Offline preference optimization allows fine-tuning large models directly from
offline data, and has proved effective in recent alignment practices. We
propose generalized preference optimization (GPO), a family of offline losses
parameterized by a general class of convex functions. GPO enables a unified
view over preference optimization, encompassing existing algorithms such as
DPO, IPO and SLiC as special cases, while naturally introducing new variants.
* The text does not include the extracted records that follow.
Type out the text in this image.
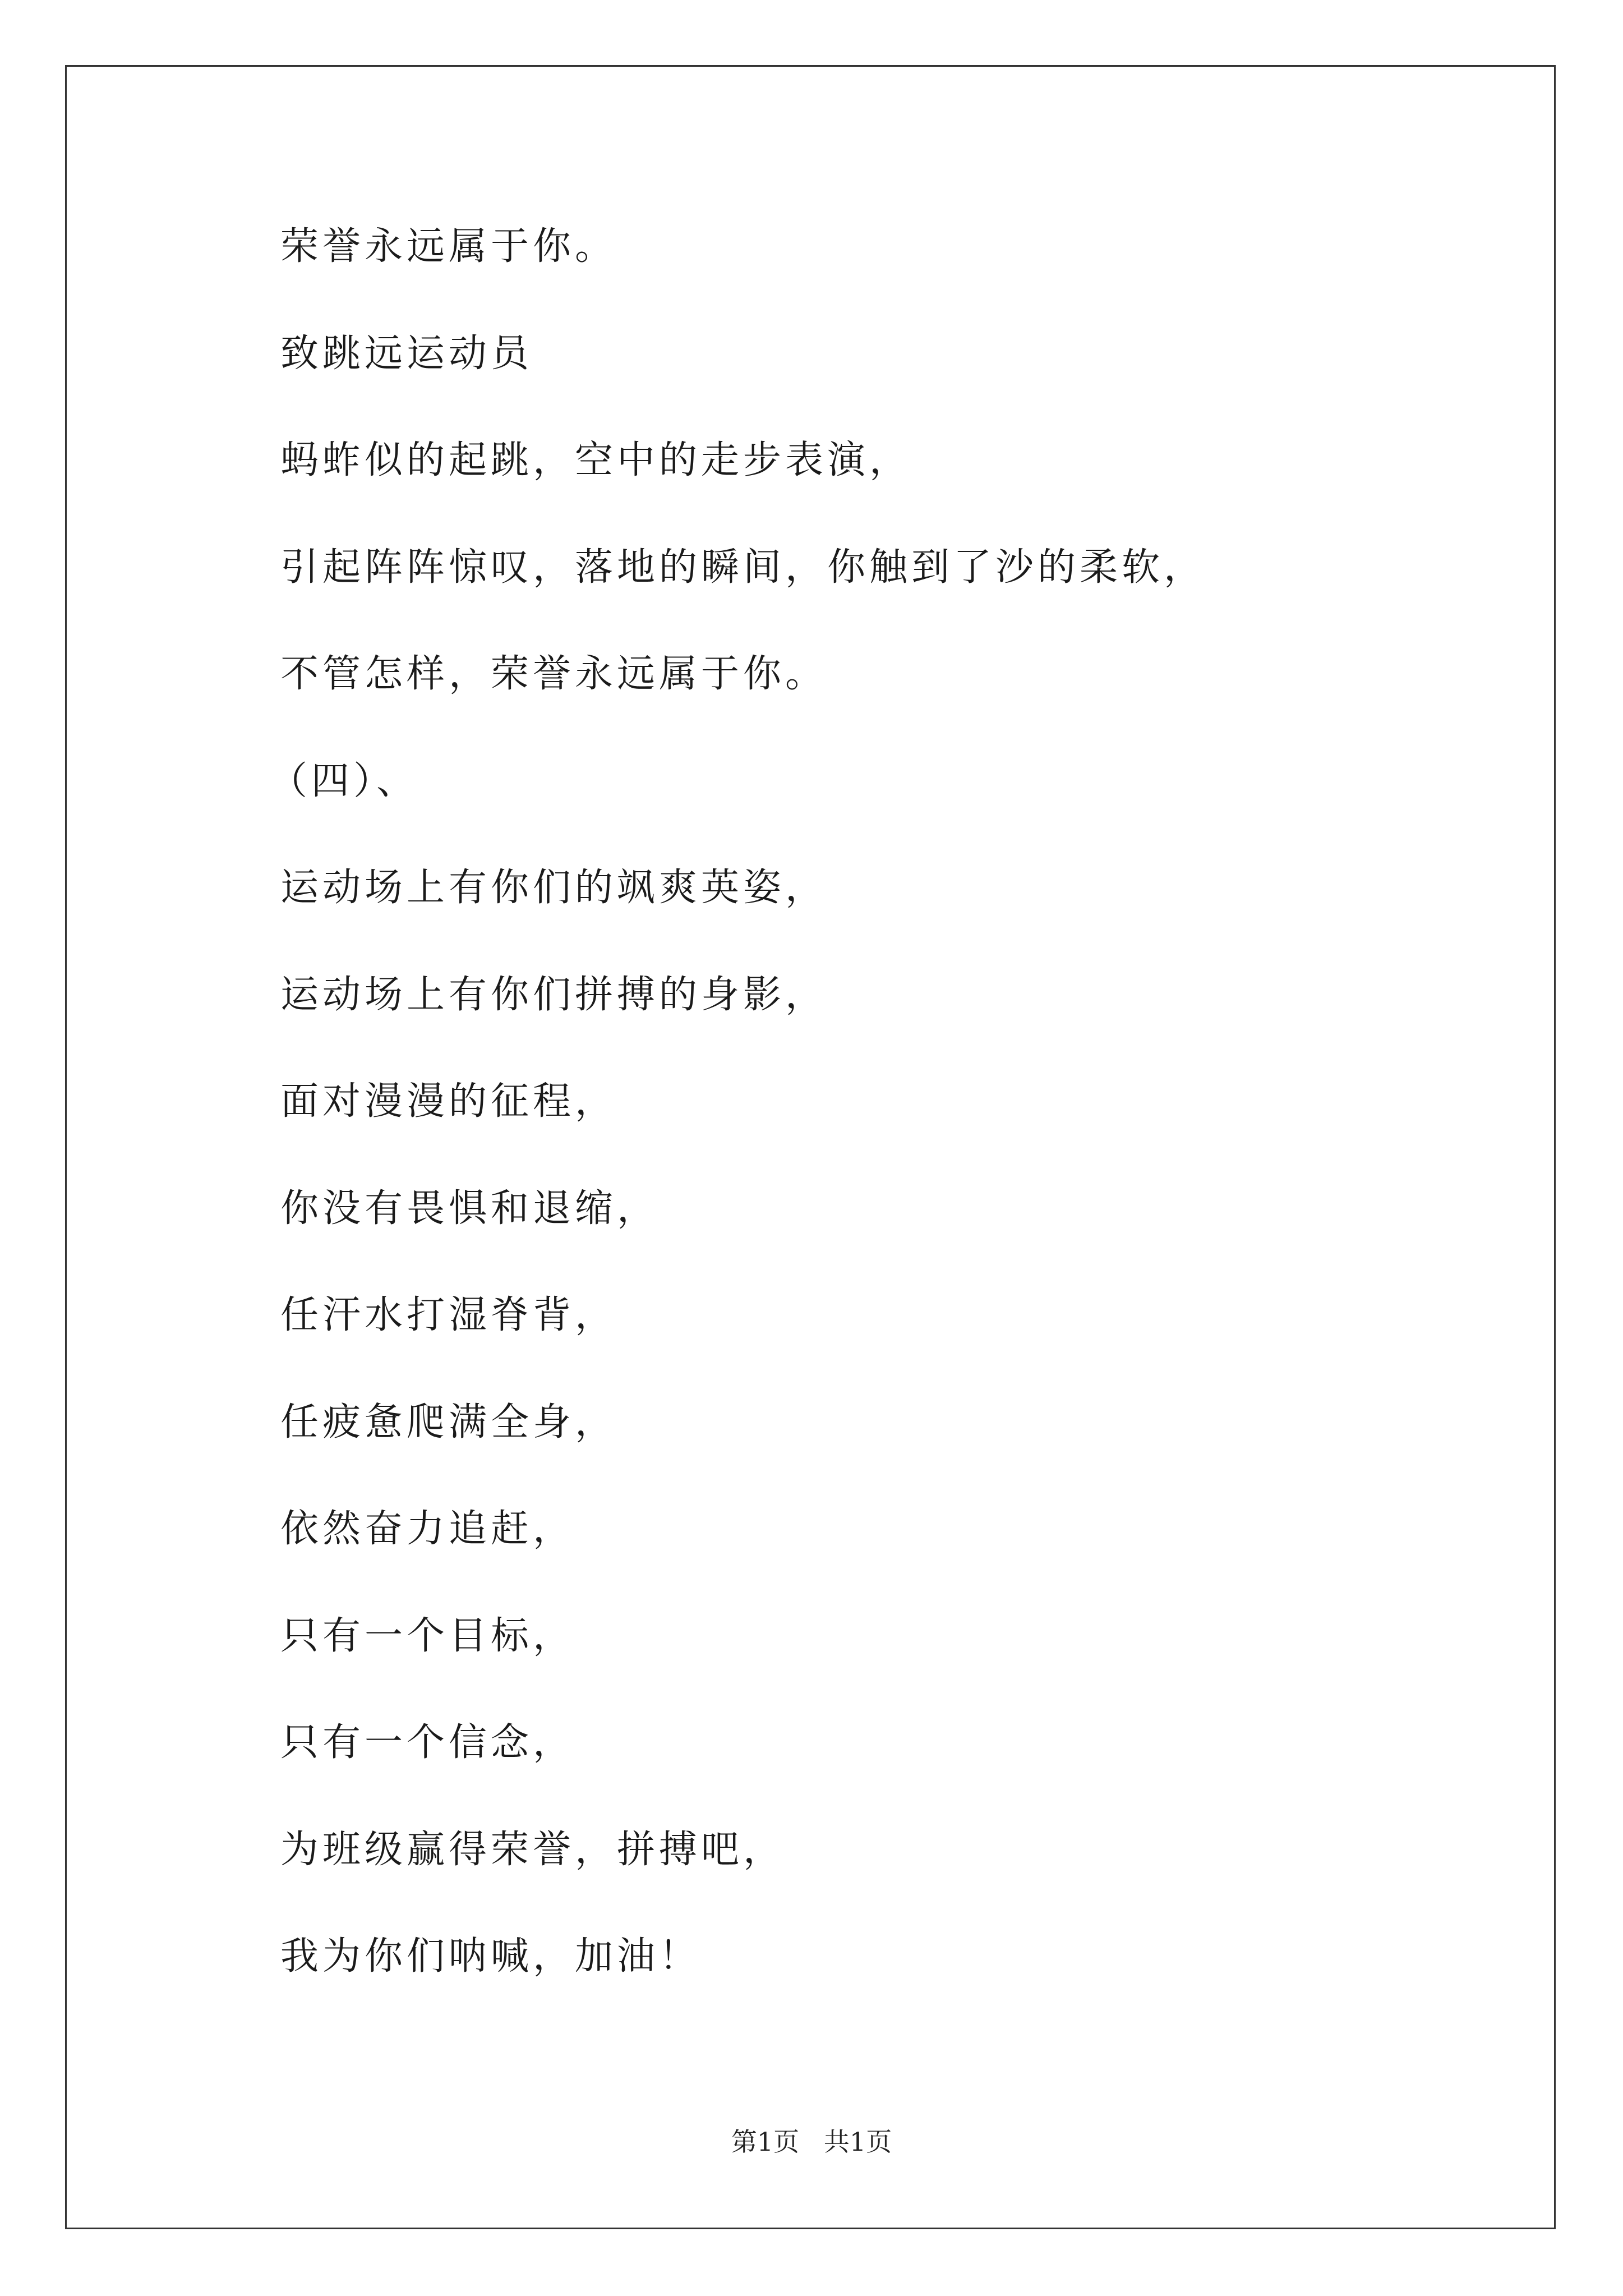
荣誉永远属于你。
致跳远运动员
蚂蚱似的起跳，空中的走步表演，
引起阵阵惊叹，落地的瞬间，你触到了沙的柔软，
不管怎样，荣誉永远属于你。
（四）、
运动场上有你们的飒爽英姿，
运动场上有你们拼搏的身影，
面对漫漫的征程，
你没有畏惧和退缩，
任汗水打湿脊背，
任疲惫爬满全身，
依然奋力追赶，
只有一个目标，
只有一个信念，
为班级赢得荣誉，拼搏吧，
我为你们呐喊，加油！
第1页   共1页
The GPO framework also sheds light on how offline algorithms enforce
regularization, through the design of the convex function that defines the
loss. Our analysis and experiments reveal the connections and subtle
differences between the offline regularization and the KL divergence
regularization intended by the canonical RLHF formulation. In all, our results
present new algorithmic toolkits and empirical insights to alignment
practitioners.

离线偏好优化通过直接从离线数据微调大型模型，已在最近的对齐实践中证明了其有效性。我们提出了广义偏好优化（GPO），一种由一类凸函数参数化的离线损失函数家族。GPO 实现了对偏好优化的统一视角，包括现有的算法，如 DPO、IPO 和 SLiC 等特殊情况，同时自然地引入了新的变量。GPO 框架还揭示了离线算法如何通过定义损失的凸函数来实现正则化。我们的分析和实验揭示了离线正则化与规范化神经网络的 KL 散度正则化之间的联系和微妙区别。总之，我们的结果向对齐实践者呈现了新的算法工具和实证洞见。